I remember the time around when I graduated college as one of great upheaval. Obviously for me personally, stepping out into the "real world" for the first time, but the same held true for many of the people I knew and interacted with. Many of us were graduating, of course, but there were a pretty good number of weddings and births and all the other things that tend to happen right around that time. Much of that has to do with societal expectations, but it also had to do with the circle of friends and acquaintances people keep, which is to say that throughout our teens and early twenties, we tend to associate most with others pretty close to us in age. So that all of us go through the same types of life changes at about the same time makes sense.
What I've noticed, though, is that I've been seeing a lot of that going on again now. The last 8-10 months, say. Again, my own life changes have been pretty dramatic -- picking up and moving from suburban Ohio to Chicago to buy a house with the S.O. -- but I'm seeing big shifts in others' lives as well. My brother is hunting for a new job. One of my editors recently left for another gig. A cousin diagnosed with and dealt with breast cancer. Another cousin gave birth a few months ago. Another pair of cousins have started intensive fitness regimens and look like they walked out of a comic book. An acquaintance just underwent kidney surgery. A co-worker just found his wife is pregnant. Another co-worker just told me today he's trying to move South Carolina. A friend just had her place robbed. Not to mention all the comics people I know who've gotten (mostly good but a few bad) breaks.

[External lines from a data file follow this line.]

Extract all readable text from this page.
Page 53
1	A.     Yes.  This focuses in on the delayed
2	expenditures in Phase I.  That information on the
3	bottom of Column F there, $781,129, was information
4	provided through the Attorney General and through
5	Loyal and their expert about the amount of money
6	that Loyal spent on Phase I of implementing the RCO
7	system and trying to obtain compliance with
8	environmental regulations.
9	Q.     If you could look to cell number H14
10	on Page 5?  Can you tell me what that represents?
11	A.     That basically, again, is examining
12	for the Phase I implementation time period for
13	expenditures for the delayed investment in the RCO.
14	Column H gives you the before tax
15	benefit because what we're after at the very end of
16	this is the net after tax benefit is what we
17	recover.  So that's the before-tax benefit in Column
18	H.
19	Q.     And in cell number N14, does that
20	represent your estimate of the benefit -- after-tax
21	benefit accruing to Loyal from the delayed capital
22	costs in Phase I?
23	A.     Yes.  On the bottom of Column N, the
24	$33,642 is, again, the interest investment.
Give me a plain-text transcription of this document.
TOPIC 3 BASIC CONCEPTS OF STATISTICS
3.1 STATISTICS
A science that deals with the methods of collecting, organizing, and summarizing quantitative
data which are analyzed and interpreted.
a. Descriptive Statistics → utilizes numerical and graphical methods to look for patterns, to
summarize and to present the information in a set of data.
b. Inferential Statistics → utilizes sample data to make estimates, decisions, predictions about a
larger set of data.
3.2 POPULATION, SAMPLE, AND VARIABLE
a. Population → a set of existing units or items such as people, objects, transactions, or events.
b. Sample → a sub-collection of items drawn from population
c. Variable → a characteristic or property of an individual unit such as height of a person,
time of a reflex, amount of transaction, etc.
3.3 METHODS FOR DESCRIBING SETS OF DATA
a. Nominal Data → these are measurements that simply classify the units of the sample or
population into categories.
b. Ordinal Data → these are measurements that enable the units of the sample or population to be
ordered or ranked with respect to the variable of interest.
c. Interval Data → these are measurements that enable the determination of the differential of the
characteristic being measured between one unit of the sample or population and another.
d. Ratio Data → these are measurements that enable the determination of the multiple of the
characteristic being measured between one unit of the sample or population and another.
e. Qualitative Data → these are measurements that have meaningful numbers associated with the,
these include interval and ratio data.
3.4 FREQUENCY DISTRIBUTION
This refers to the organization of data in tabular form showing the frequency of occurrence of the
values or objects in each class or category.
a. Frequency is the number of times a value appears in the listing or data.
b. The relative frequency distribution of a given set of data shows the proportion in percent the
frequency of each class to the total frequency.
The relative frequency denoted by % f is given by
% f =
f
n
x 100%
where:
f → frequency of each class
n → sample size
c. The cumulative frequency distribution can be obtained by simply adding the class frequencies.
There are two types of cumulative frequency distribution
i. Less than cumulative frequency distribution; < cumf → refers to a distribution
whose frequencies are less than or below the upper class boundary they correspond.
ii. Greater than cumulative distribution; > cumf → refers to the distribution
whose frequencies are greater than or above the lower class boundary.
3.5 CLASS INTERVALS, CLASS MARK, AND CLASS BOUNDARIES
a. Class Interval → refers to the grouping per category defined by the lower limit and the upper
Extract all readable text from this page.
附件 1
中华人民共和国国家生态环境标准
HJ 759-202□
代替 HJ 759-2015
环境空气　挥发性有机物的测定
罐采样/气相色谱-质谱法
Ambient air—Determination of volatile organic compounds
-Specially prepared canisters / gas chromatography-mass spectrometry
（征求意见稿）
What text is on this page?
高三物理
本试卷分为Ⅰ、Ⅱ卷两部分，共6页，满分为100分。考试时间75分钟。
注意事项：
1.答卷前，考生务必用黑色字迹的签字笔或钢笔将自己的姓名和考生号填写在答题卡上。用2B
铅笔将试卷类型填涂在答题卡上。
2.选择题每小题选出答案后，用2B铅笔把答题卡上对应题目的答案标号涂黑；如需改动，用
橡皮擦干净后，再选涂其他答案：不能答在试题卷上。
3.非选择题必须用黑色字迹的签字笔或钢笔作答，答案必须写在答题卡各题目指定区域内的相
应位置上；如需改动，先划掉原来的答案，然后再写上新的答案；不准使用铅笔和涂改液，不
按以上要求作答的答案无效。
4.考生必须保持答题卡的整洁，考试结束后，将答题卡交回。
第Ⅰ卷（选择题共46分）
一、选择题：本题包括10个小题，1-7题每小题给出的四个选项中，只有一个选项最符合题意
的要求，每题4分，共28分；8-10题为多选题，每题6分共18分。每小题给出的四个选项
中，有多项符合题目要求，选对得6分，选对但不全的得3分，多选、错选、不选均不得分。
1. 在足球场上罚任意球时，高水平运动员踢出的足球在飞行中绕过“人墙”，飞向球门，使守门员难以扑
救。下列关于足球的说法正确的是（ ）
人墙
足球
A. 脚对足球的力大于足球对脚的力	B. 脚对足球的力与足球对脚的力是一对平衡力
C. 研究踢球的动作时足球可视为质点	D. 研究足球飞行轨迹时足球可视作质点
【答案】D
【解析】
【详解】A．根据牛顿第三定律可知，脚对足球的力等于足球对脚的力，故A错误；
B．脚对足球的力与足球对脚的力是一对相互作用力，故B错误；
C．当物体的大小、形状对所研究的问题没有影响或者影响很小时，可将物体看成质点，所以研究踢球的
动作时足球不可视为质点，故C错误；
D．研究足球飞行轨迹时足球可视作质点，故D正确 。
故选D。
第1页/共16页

The other idea is that much of this could well be legitimate changes that have in part built up because of shifts in the economy. Where people held off going to the doctor or hospital until they felt more financially secure. Where people didn't invest in possible opportunities because they didn't feel there would be enough money to pay for them.
Either way, I'm seeing lots of change going on these days.
The link to comics here is indirect. I'm looking at a broad swath of life events, of which comics only encompass a portion. But the relevance here, I think, is that the life events I'm seeing are coloring my perception of comics as a whole. I'm more acutely aware of a creator friend's condition when he suffered a decidedly unexpected seizure recently. It's certainly not related to my moving to Chicago in any way, but the human mind is conditioned to make associations, even if their connection is tenuous at best. So I see it as part of a pattern, regardless of how casual the actual relation.
What's particularly interesting (to me, at any rate) is that I'm also finding this useful for my new webcomics column at MTV Geek. I'm creating an ongoing "Top 5 Webcomics You Missed This Week" focusing on webcomics in which something significant happens. Since my brain is somewhat attuned to radical shifts right now, it's comparatively easy for me to pick out significant story events.
Apply that general idea to comics in general, and you can't help but wonder what events are going on in individual creators' lives while they're working on whatever stories they happen to be working on. Autobiographic comics aside, what really prompted Len Wein and Marv Wolfman to come up with Swamp Thing and Man-Thing independently of one another, but pretty much at the same time. It's easy to show how Victor Fox's Wonderman was trying to play off the popularity of Superman, but how many other instances of similar or related ideas came from "something in the air." No, it wasn't some indefinable gas that people happened to be breathing; it was a series of life-events that affected people at the same time in similar ways. Events like 9/11 are easy to track to, but there's a lot going on at a smaller, but no less significant to the individual, scale.